Captain Jack Harkness, that most delicious traveller of time and space has many a clever thing to say about life. But did he know how right he would be when he said:
‘The 21st century is when everything changes, and you gotta be ready‘.
He obviously knew just what I now know, but perhaps we were speaking of unrelated things…a trivial difference.
Dealing as he does with the interests of Torchwood, perhaps he speaks of things on a grander scale, actions with consequences that have global or universal impacts. No doubt he has knowledge of such things that I cannot and will never know or fully understand. I take comfort that at least one of us has an awareness of such matters and will act appropriately to the circumstances of the hour.
But did he know that it is on this day that everything will change for me? A personal day of reckoning if you will.
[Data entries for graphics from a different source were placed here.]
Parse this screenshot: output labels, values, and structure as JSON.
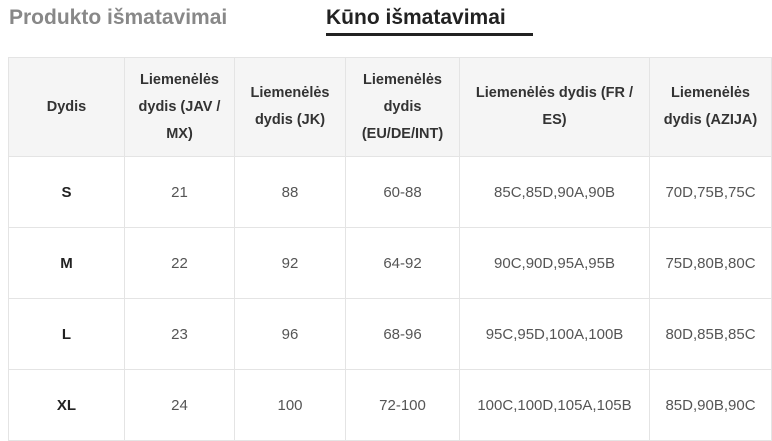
{
  "tabs": {
    "product": "Produkto išmatavimai",
    "body": "Kūno išmatavimai"
  },
  "table": {
    "headers": [
      "Dydis",
      "Liemenėlės dydis (JAV / MX)",
      "Liemenėlės dydis (JK)",
      "Liemenėlės dydis (EU/DE/INT)",
      "Liemenėlės dydis (FR / ES)",
      "Liemenėlės dydis (AZIJA)"
    ],
    "rows": [
      [
        "S",
        "21",
        "88",
        "60-88",
        "85C,85D,90A,90B",
        "70D,75B,75C"
      ],
      [
        "M",
        "22",
        "92",
        "64-92",
        "90C,90D,95A,95B",
        "75D,80B,80C"
      ],
      [
        "L",
        "23",
        "96",
        "68-96",
        "95C,95D,100A,100B",
        "80D,85B,85C"
      ],
      [
        "XL",
        "24",
        "100",
        "72-100",
        "100C,100D,105A,105B",
        "85D,90B,90C"
      ]
    ]
  }
}
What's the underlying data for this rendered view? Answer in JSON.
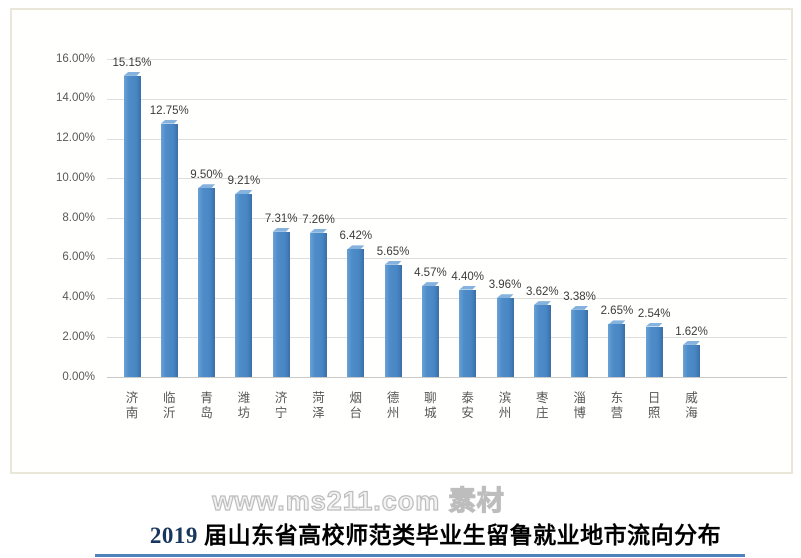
{
  "watermark": {
    "text": "www.ms211.com 素材"
  },
  "caption": {
    "year": "2019",
    "text": " 届山东省高校师范类毕业生留鲁就业地市流向分布",
    "full": "2019 届山东省高校师范类毕业生留鲁就业地市流向分布"
  },
  "colors": {
    "bar_face": "#4f8cc9",
    "bar_top": "#86b3dd",
    "bar_side": "#3a6ea6",
    "gridline": "#dedede",
    "axis_text": "#595959",
    "value_label_text": "#3c3c3c",
    "panel_border": "#ebe6da",
    "caption_year": "#17365d",
    "watermark_gray": "#bdbdbd",
    "bottom_rule_blue": "#4f81bd"
  },
  "chart_data": {
    "type": "bar",
    "title": "2019届山东省高校师范类毕业生留鲁就业地市流向分布",
    "categories": [
      "济南",
      "临沂",
      "青岛",
      "潍坊",
      "济宁",
      "菏泽",
      "烟台",
      "德州",
      "聊城",
      "泰安",
      "滨州",
      "枣庄",
      "淄博",
      "东营",
      "日照",
      "威海"
    ],
    "values": [
      15.15,
      12.75,
      9.5,
      9.21,
      7.31,
      7.26,
      6.42,
      5.65,
      4.57,
      4.4,
      3.96,
      3.62,
      3.38,
      2.65,
      2.54,
      1.62
    ],
    "value_labels": [
      "15.15%",
      "12.75%",
      "9.50%",
      "9.21%",
      "7.31%",
      "7.26%",
      "6.42%",
      "5.65%",
      "4.57%",
      "4.40%",
      "3.96%",
      "3.62%",
      "3.38%",
      "2.65%",
      "2.54%",
      "1.62%"
    ],
    "xlabel": "",
    "ylabel": "",
    "ylim": [
      0,
      16
    ],
    "ytick_step": 2,
    "ytick_labels": [
      "16.00%",
      "14.00%",
      "12.00%",
      "10.00%",
      "8.00%",
      "6.00%",
      "4.00%",
      "2.00%",
      "0.00%"
    ],
    "grid": true,
    "legend": false,
    "bar_color": "#4f8cc9"
  }
}
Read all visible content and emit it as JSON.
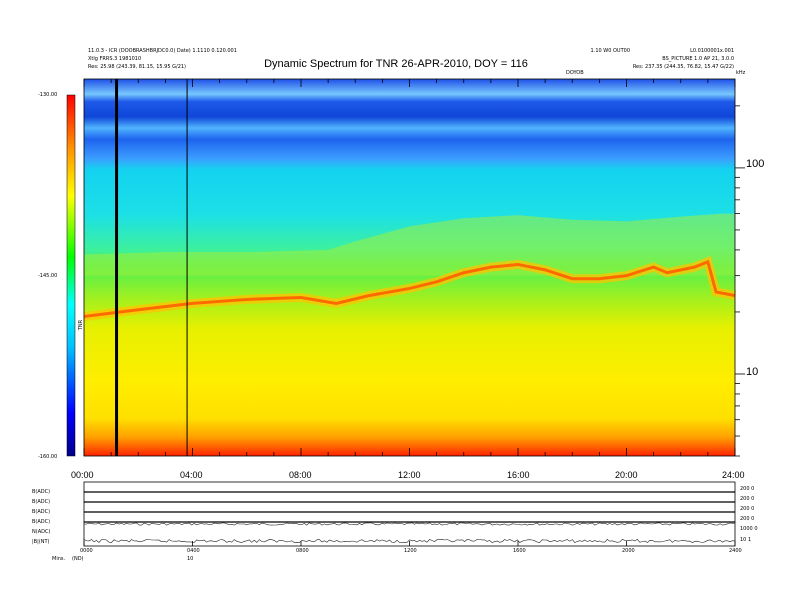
{
  "chart_data": {
    "type": "heatmap",
    "title": "Dynamic Spectrum for TNR 26-APR-2010, DOY = 116",
    "header_left": [
      "11.0.3 - ICR (DOOBRASHBRJDC0.0) Date) 1.1110 0.120.001",
      "Xtlg FRRS.3 1981010",
      "Res: 25.98 (243.39, 81.15, 15.95 G/21)"
    ],
    "header_right": [
      "1.10 W0 OUT00",
      "L0.0100001x.001",
      "BS_PICTURE 1.0 AP 21, 3.0.0",
      "Res: 237.35 (244.35, 76.82, 15.47 G/22)"
    ],
    "x_label_top": "DOYOB",
    "colorbar": {
      "label": "TNR",
      "ticks": [
        "-130.00",
        "-145.00",
        "-160.00"
      ],
      "range": [
        -160,
        -130
      ]
    },
    "x_ticks": [
      "00:00",
      "04:00",
      "08:00",
      "12:00",
      "16:00",
      "20:00",
      "24:00"
    ],
    "x_range_hours": [
      0,
      24
    ],
    "y_axis": {
      "scale": "log",
      "unit": "kHz",
      "ticks": [
        "100",
        "10"
      ],
      "range": [
        4,
        270
      ]
    },
    "features": {
      "band_edge_khz": [
        {
          "t": 0,
          "f": 38
        },
        {
          "t": 3,
          "f": 39
        },
        {
          "t": 6,
          "f": 39
        },
        {
          "t": 9,
          "f": 40
        },
        {
          "t": 10,
          "f": 44
        },
        {
          "t": 12,
          "f": 52
        },
        {
          "t": 14,
          "f": 57
        },
        {
          "t": 16,
          "f": 59
        },
        {
          "t": 18,
          "f": 56
        },
        {
          "t": 20,
          "f": 55
        },
        {
          "t": 22,
          "f": 58
        },
        {
          "t": 23.5,
          "f": 60
        },
        {
          "t": 24,
          "f": 60
        }
      ],
      "emission_line_khz": [
        {
          "t": 0,
          "f": 19
        },
        {
          "t": 2,
          "f": 20.5
        },
        {
          "t": 4,
          "f": 22
        },
        {
          "t": 6,
          "f": 23
        },
        {
          "t": 8,
          "f": 23.5
        },
        {
          "t": 9.3,
          "f": 22
        },
        {
          "t": 10.5,
          "f": 24
        },
        {
          "t": 12,
          "f": 26
        },
        {
          "t": 13,
          "f": 28
        },
        {
          "t": 14,
          "f": 31
        },
        {
          "t": 15,
          "f": 33
        },
        {
          "t": 16,
          "f": 34
        },
        {
          "t": 17,
          "f": 32
        },
        {
          "t": 18,
          "f": 29
        },
        {
          "t": 19,
          "f": 29
        },
        {
          "t": 20,
          "f": 30
        },
        {
          "t": 21,
          "f": 33
        },
        {
          "t": 21.5,
          "f": 31
        },
        {
          "t": 22.5,
          "f": 33
        },
        {
          "t": 23,
          "f": 35
        },
        {
          "t": 23.3,
          "f": 25
        },
        {
          "t": 24,
          "f": 24
        }
      ],
      "data_gap_times_h": [
        1.2,
        3.8
      ]
    },
    "panel_labels": [
      "B(ADC)",
      "B(ADC)",
      "B(ADC)",
      "B(ADC)",
      "N(ADC)",
      "|B|(NT)"
    ],
    "right_axis_labels": [
      "200 0",
      "200 0",
      "200 0",
      "200 0",
      "1000 0",
      "10 1"
    ],
    "bottom_ticks": [
      "0000",
      "0400",
      "0800",
      "1200",
      "1600",
      "2000",
      "2400"
    ],
    "bottom_labels": {
      "left": "Mins.",
      "left2": "(ND)",
      "mid": "10"
    },
    "colors": {
      "background": "#ffffff",
      "axis": "#000000",
      "colormap": [
        "#00008b",
        "#0000ff",
        "#00bfff",
        "#00ffff",
        "#00ff00",
        "#ffff00",
        "#ff8c00",
        "#ff0000"
      ]
    }
  }
}
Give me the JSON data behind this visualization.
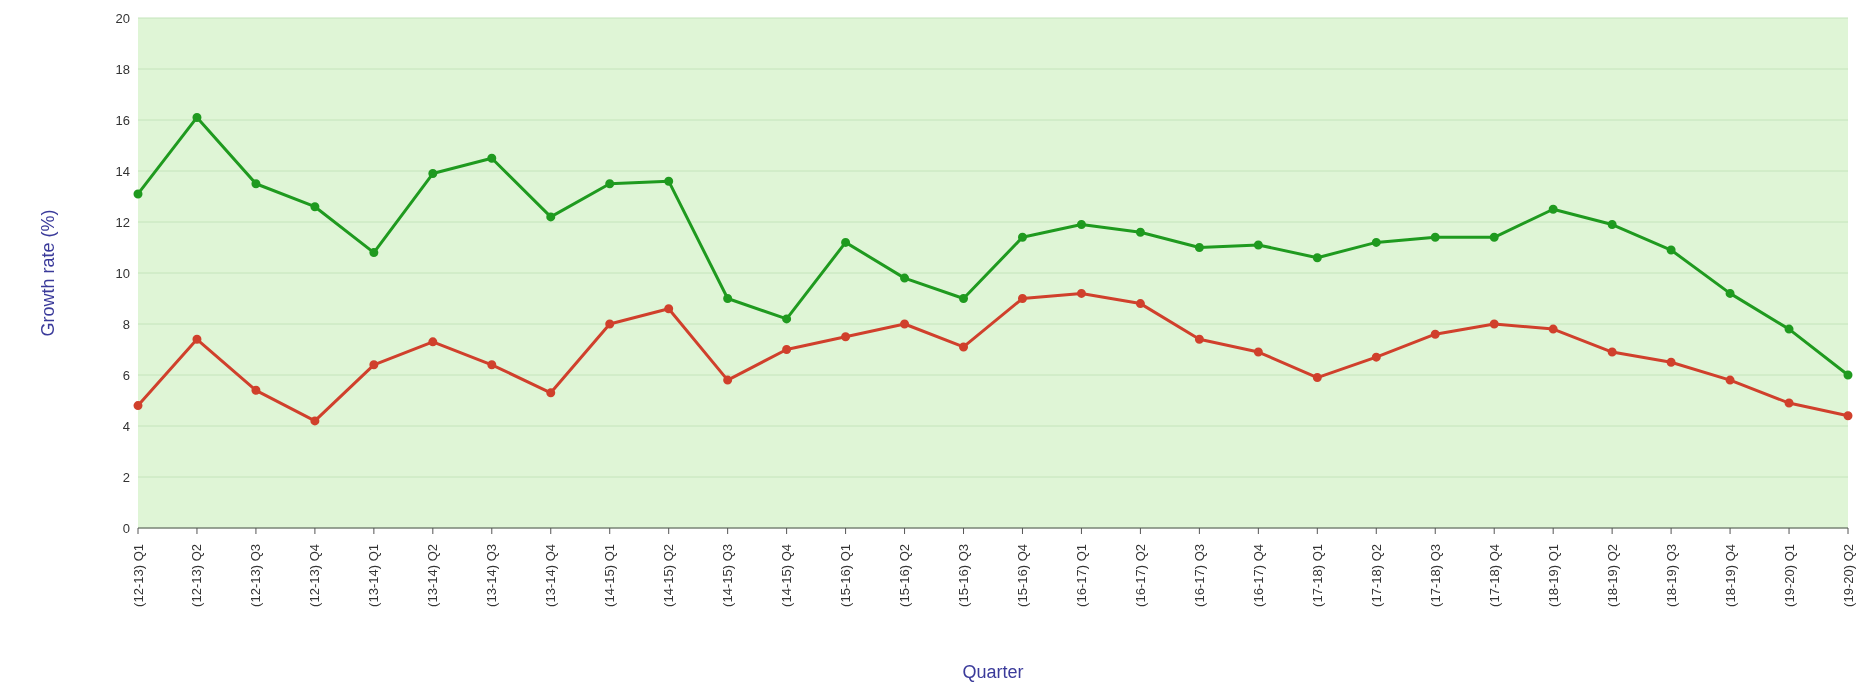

Some time ago I remember reflecting on things that I had not yet done or achieved in my life – some minor things, some major things. As I committed those words to the permanency of the black and white world, I somehow sensed that it would be in this, the thirtieth year of my life that the world would shift, leaving me never quite the same again.
While my thoughts were looking to the past at what had not yet come to be, my eyes was also turned to the unknown future, to what was still yet to be. That was when we found eachother, seventh of July. Your grouping of sevens felt permanently real, incredibly significant, and yet somehow within my reach. I knew that just as I was moving towards you, you were moving towards me. A soulmate in the timeline of my life.
The world is in a state of constant change, the moon waxes and wanes, the sea rises and falls, the stars twinkle and die, the earth wears away. Such events are always unfolding around us, even though the results may be imperceptible to us on our short timescales. While such change may be slow, continual or hard to appreciate in human terms, this does not mean that it is not happening. Jack knows just what I mean.
Human change in physical terms can be more readily gauged. We see people do things such as grow taller, gain muscle, alter their hair colour, update their wardrobe or put on weight. But what about those changes that occur below the surface? Those things that are important to each of us. Those things that we want from and for ourselves in this life. Those things that perhaps we never share with others and only whisper softly to ourselves in the darkest hours of the night. Those things that may be regarded by others as unimportant or commonplace. What others think is of course of no consequence. Life sets us all on a different path and there is no way of judging another person’s journey from the outside as their experiences, hopes, triumphs and tragedies, can never fully be my own. I like to think that Jack would understand this too…he’s perceptive like that.
Some of the things that happen in life will be good, some will be bad. It’s not really up to us to choose how things will unfold. To be open to the good, will also open you up to the bad, that is simply the balance of life. Up until this year I had never made an overseas phone call (got to speak to the wonderful Fionn Regan some months ago in Brighton), never broken a bone in my body (overcame that with a broken ankle), never been published (some of my articles appeared in a free press publication) and never knew how to knit properly (a completed scarf is evidence of this rediscovered skill).
There are many other things that are on the list of what I still want to achieve this year. There are also things to be written on a list that I cannot see, a collection of things that will happen in the future that I had not planned for. But such is the unexpected experience that is this life. As dark and disturbing as it can sometimes be, I doubt whether I would change a single thing…even if I had the chance. We learn so much from the good and the bad without even knowing it, that I would hate to turn my back on any of the lessons that I have learnt. They have all been too important in bringing me to this point in time.
So here we are, you and me. You – this one unique day early in July at the beginning of the 21st century where everything will change. And me – well I’m here and I’m ready. Thanks for reminding me Jack.